Por: Paloma Linarez
El Pregonero, Santo Domingo.-La juventud siempre ha sido sinónimo de energía, rebeldía constructiva y esperanza. Históricamente, los grandes cambios sociales, políticos y culturales han germinado en las aulas, en las comunidades y en las mentes de aquellos que se niegan a aceptar el mundo tal y como es. Sin embargo, la energía sin dirección es solo ruido. Hoy más que nunca, se hace evidente una verdad ineludible: una juventud sin ideas es una juventud destinada al fracaso.
En la era de la hiperconectividad, corremos el riesgo de convertirnos en la generación más informada, pero a la vez más pasiva.

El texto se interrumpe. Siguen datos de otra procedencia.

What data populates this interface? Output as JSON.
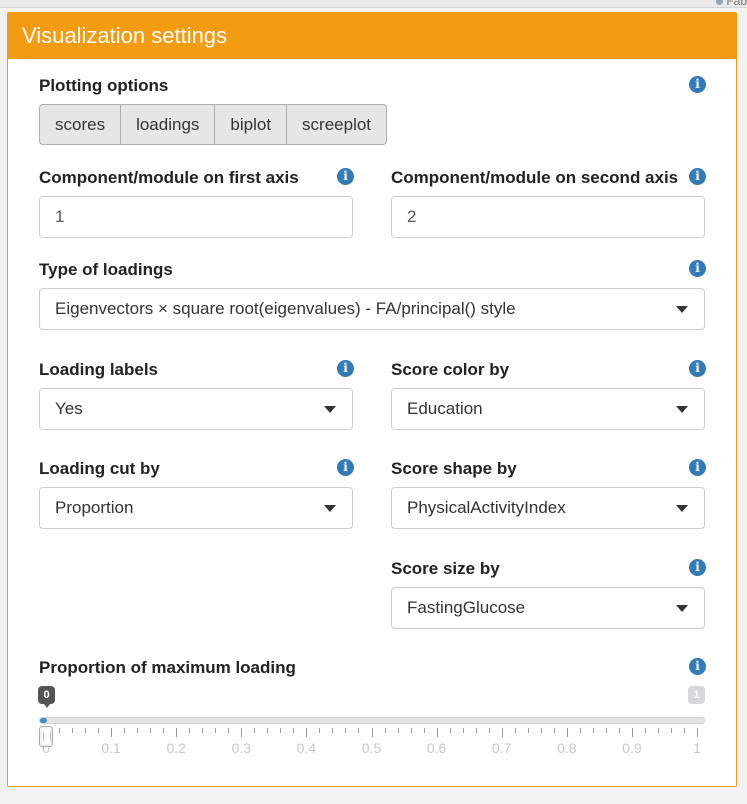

El acceso ilimitado al conocimiento no se está traduciendo necesariamente en pensamiento crítico. Observamos con preocupación cómo el debate de ideas es sustituido por la inmediatez de un clic o por la simple repetición de consignas vacías. Cuando los jóvenes renuncian a la tarea de pensar, de cuestionar y de proponer, le entregan las llaves de su futuro a la inercia del pasado.
El verdadero fracaso de una generación no radica en la falta de recursos económicos u oportunidades técnicas; el fracaso definitivo comienza cuando se apaga la voluntad de transformar la realidad. Una juventud que no debate, que no propone soluciones a las problemáticas de su entorno y que se conforma con el rol de espectadora, está condenada a ser dirigida por las decisiones de otros.
Afortunadamente, frente a la apatía, siempre surge el despertar del compromiso orgánico y la militancia con propósito. El reflejo vivo de que la juventud dominicana se rehúsa a ser una espectadora de la historia se evidenció recientemente en la provincia de San Cristóbal. En un acto masivo de alta significación política y social, más de 100 jóvenes dieron un paso al frente al ser juramentados en la Fuerza del Pueblo por el secretario nacional de la juventud de dicha organización, Lenín Campos.
Este acontecimiento no fue un simple evento protocolar; representó la consolidación y el robustecimiento de la estructura de las direcciones ejecutivas, tanto a nivel provincial como municipal en San Cristóbal. Ver a decenas de nuevos líderes asumir la responsabilidad de coordinar, planificar y accionar desde sus respectivas demarcaciones es la prueba contundente de que las ideas, cuando encuentran un canal democrático y organizado, se transforman en una fuerza transformadora imparable.
«La apatía es el peor enemigo del progreso. No podemos ser solo el futuro en los discursos de los demás; tenemos que ser el presente a través de nuestras propias propuestas.»
Para evitar el fracaso generacional, los espacios políticos, académicos y comunitarios deben seguir siendo los laboratorios de las grandes ideas. Necesitamos una juventud que se involucre en la gestión social, que entienda que el destino de su provincia y de su país no es ajeno a su vida diaria. La integración masiva de esta nueva estructura en San Cristóbal demuestra que los jóvenes están listos para debatir con argumentos, proponer soluciones viables y defender el bienestar colectivo.
No permitamos que la indiferencia defina nuestra época. Seamos una juventud de propuestas, de debate vibrante y de acción constante. Lo demostrado en San Cristóbal es solo el inicio: el futuro no se espera, se construye; y la única materia prima capaz de edificarlo con éxito son las ideas y la voluntad de liderar el mañana desde el día de hoy.